Entscheidungsstichwort (Thema)
Gesetzliche Unfallversicherung. Arbeitsunfall. mittelbare Unfallfolge. psychische Erkrankung infolge einer objektiv nicht gebotenen berufsgenossenschaftlichen Heilbehandlung. Kausalität. psychische Symptomatik. wesentliche Verschlimmerung. mittelschwere bis schwere Depression im Sinne einer chronischen Belastungsreaktion
Leitsatz (amtlich)
Im Rahmen der Zuordnung mittelbarer psychischer Unfallfolgen infolge der Durchführung der berufsgenossenschaftlichen Heilbehandlung bzw der diagnostischen Untersuchungen zur Aufklärung des Sachverhaltes im Sinne des § 11 Abs 1 SGB 7 kommt es nicht darauf an, dass die Heilbehandlung bzw Untersuchung rückwirkend betrachtet objektiv zur Behandlung der unmittelbaren Unfallfolgen notwendig war.
Ein Zurechnungstatbestand nach § 11 Abs 1 oder Abs 2 SGB 7 kann bereits dann erfüllt sein, wenn der Unfallversicherungsträger oder der ihm rechtlich zuzuordnende Durchgangsarzt bei seinem Handeln den objektivierbaren Anschein oder den Rechtsschein gesetzt hat, dass die Behandlung oder Untersuchung zur berufsgenossenschaftlichen Heilbehandlung oder zur Untersuchung des Sachverhalts eines Versicherungsfalls (einschließlich einer Unfallfolge) angeordnet werde.
Nachgehend
Tenor
I. Auf die Berufung der Beklagten wird das Urteil des Sozialgerichts Gießen vom 3. Juli 2008 abgeändert und die Beklagte verurteilt, dem Kläger unter Anerkennung einer mittelgradigen depressiven Störung als Folge des Arbeitsunfalls vom 13. Januar 1997 ab dem 1. März 1998 Verletztenrente aufgrund einer MdE von 30 % in gesetzlicher Höhe zu gewähren. Im Übrigen wird die Berufung zurückgewiesen.
II. Die Beklagte hat die Hälfte der notwendigen außergerichtlichen Kosten des Klägers im erstinstanzlichen Verfahren sowie die außergerichtlichen Kosten des Klägers im Berufungsverfahren zu erstatten.

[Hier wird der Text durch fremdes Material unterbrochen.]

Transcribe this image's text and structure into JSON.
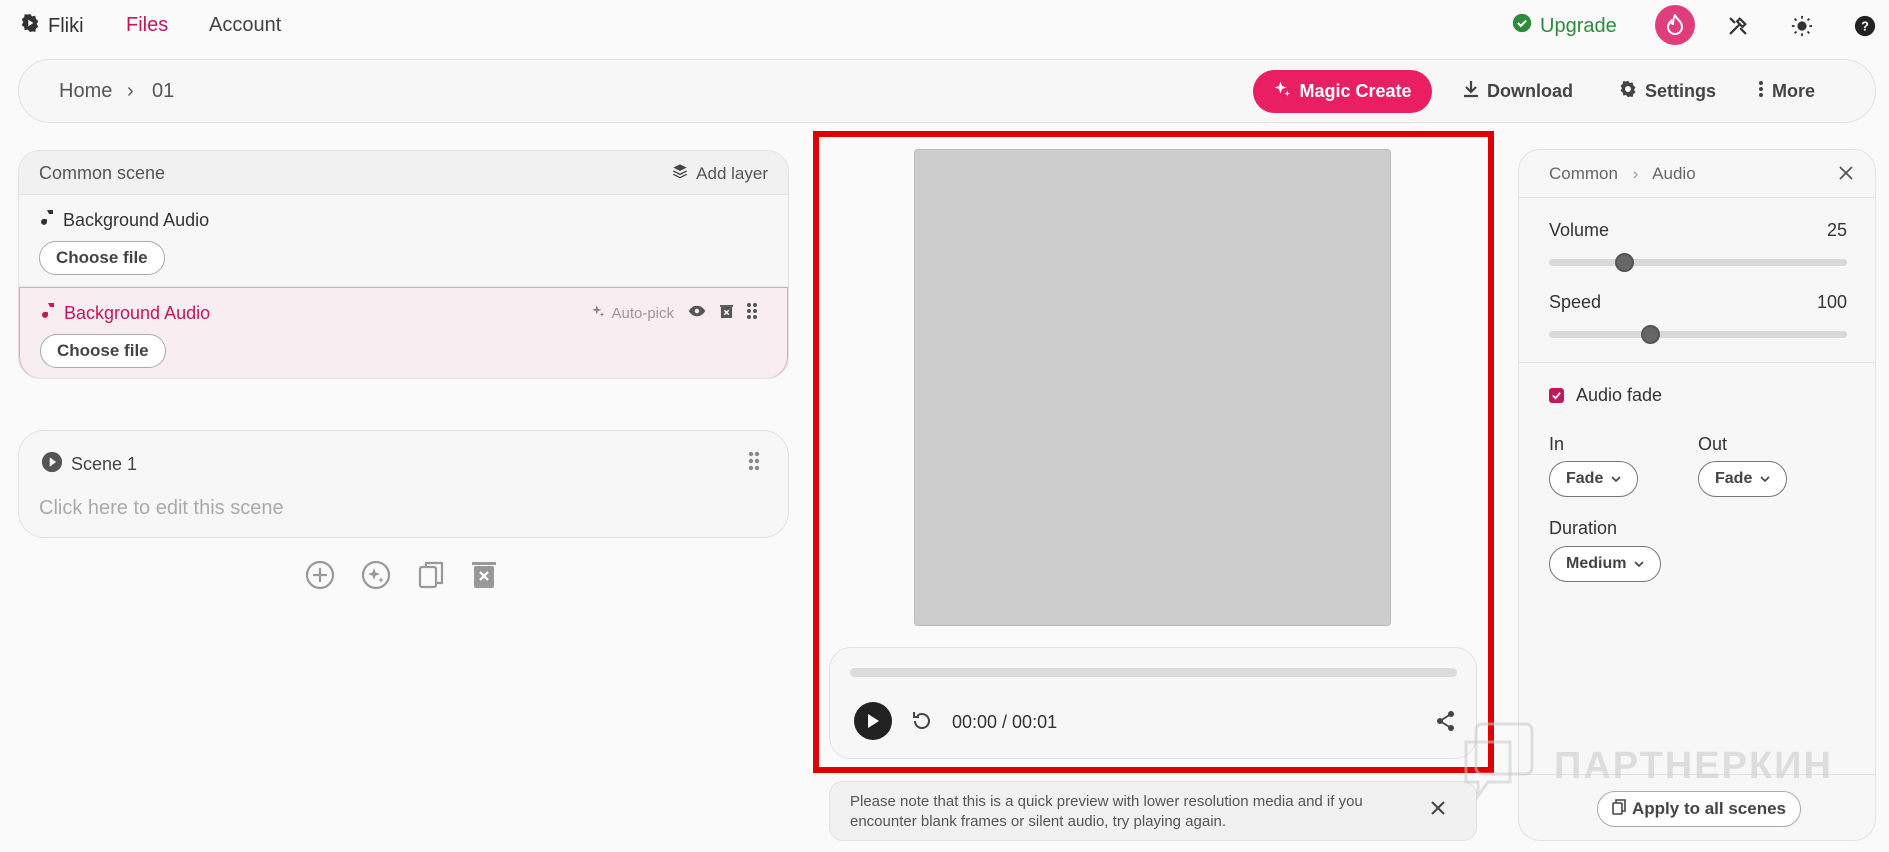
{
  "nav": {
    "brand": "Fliki",
    "links": [
      "Files",
      "Account"
    ],
    "active": "Files",
    "upgrade_label": "Upgrade",
    "icons": [
      "tools-icon",
      "theme-sun-icon",
      "help-icon"
    ]
  },
  "toolbar": {
    "breadcrumb": [
      "Home",
      "01"
    ],
    "magic_label": "Magic Create",
    "download_label": "Download",
    "settings_label": "Settings",
    "more_label": "More"
  },
  "common_scene": {
    "title": "Common scene",
    "add_layer_label": "Add layer",
    "layers": [
      {
        "title": "Background Audio",
        "button": "Choose file"
      },
      {
        "title": "Background Audio",
        "button": "Choose file",
        "autopick": "Auto-pick"
      }
    ]
  },
  "scene": {
    "title": "Scene 1",
    "hint": "Click here to edit this scene"
  },
  "player": {
    "time": "00:00 / 00:01",
    "progress": 0.0
  },
  "note": {
    "text": "Please note that this is a quick preview with lower resolution media and if you encounter blank frames or silent audio, try playing again."
  },
  "right_panel": {
    "breadcrumb": [
      "Common",
      "Audio"
    ],
    "volume": {
      "label": "Volume",
      "value": "25",
      "fraction": 0.25
    },
    "speed": {
      "label": "Speed",
      "value": "100",
      "fraction": 0.34
    },
    "audio_fade": {
      "label": "Audio fade",
      "checked": true
    },
    "fade_in": {
      "label": "In",
      "value": "Fade"
    },
    "fade_out": {
      "label": "Out",
      "value": "Fade"
    },
    "duration": {
      "label": "Duration",
      "value": "Medium"
    },
    "apply_label": "Apply to all scenes"
  },
  "watermark": "ПАРТНЕРКИН",
  "colors": {
    "accent": "#e91e63",
    "upgrade": "#2e8b3e",
    "highlight_border": "#e00000"
  }
}
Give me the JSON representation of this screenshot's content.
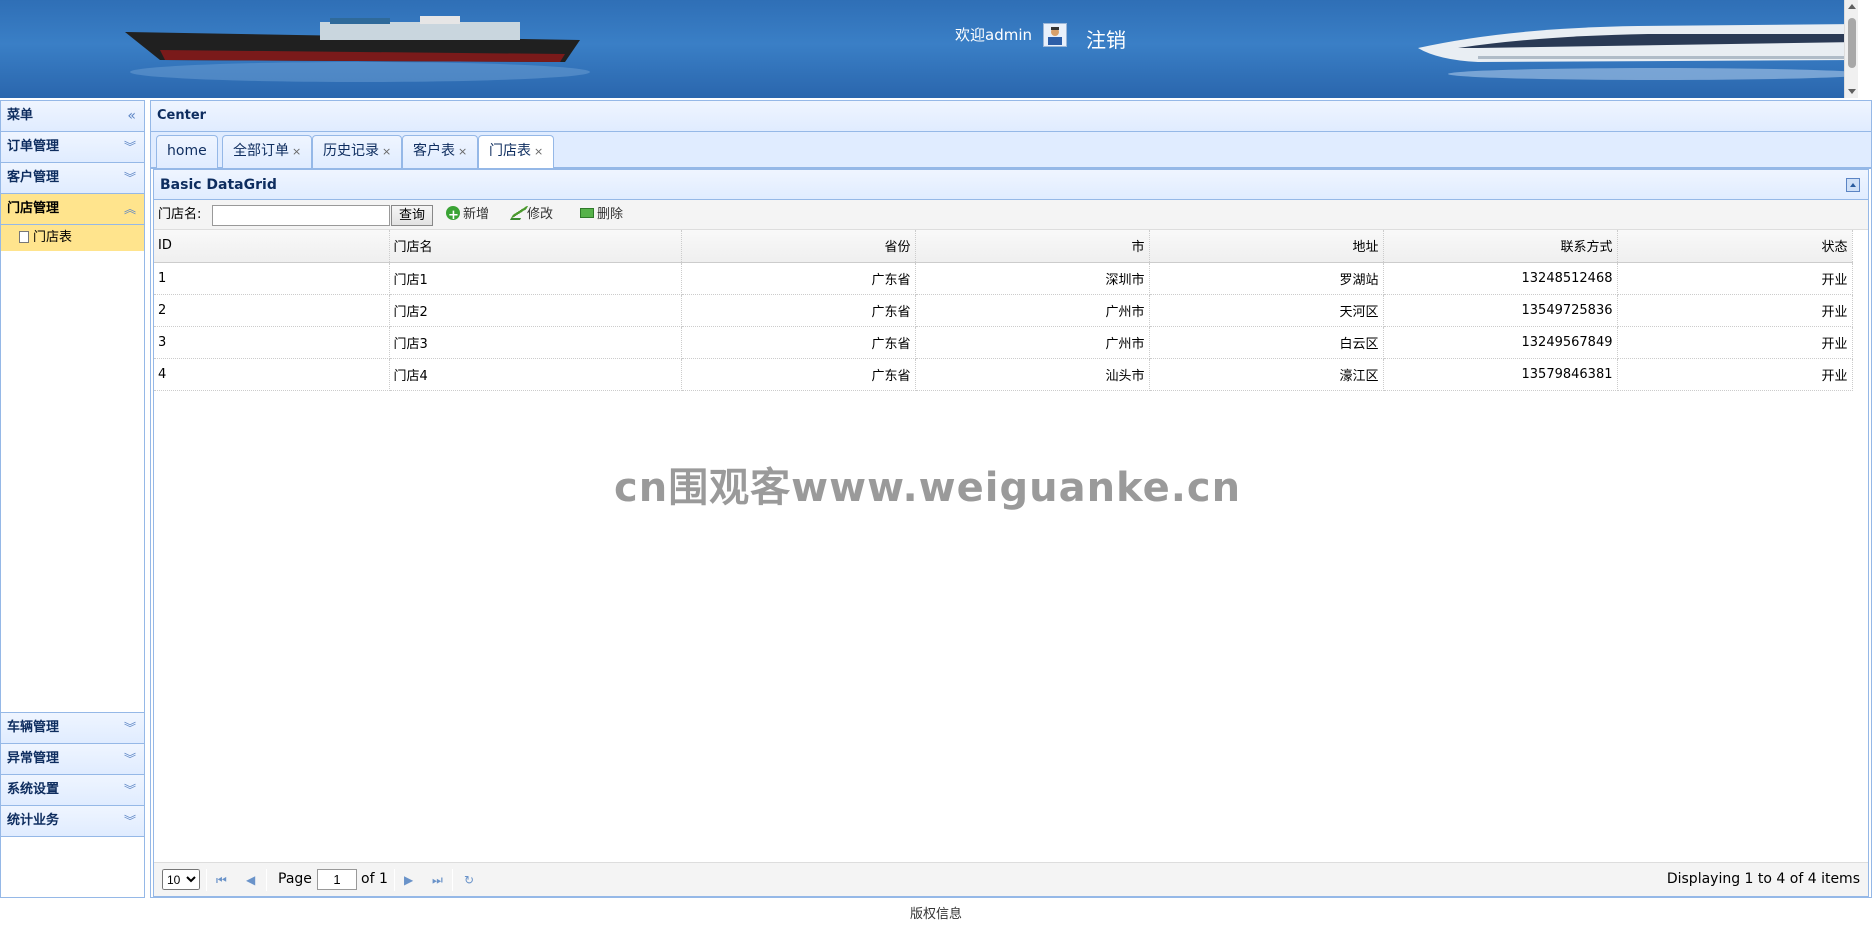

III. Die Revision wird zugelassen.
Tatbestand
Im Streit steht die Entschädigung von Folgen eines Arbeitsunfalls.
Der 1967 geborene Kläger war seit August 1995 als Gepäckabfertiger am Flughafen X. beschäftigt. Der streitgegenständliche Unfall ereignete sich am 13. Januar 1997 als der Kläger zwischen einem Containertransporter sowie einem Gepäckcontainer-Anhänger eingeklemmt wurde. In dem Bericht des Durchgangsarztes Dr. E. wurde am gleichen Tag eine Quetschung des dritten linken Fingers sowie des linken Kniegelenks diagnostiziert.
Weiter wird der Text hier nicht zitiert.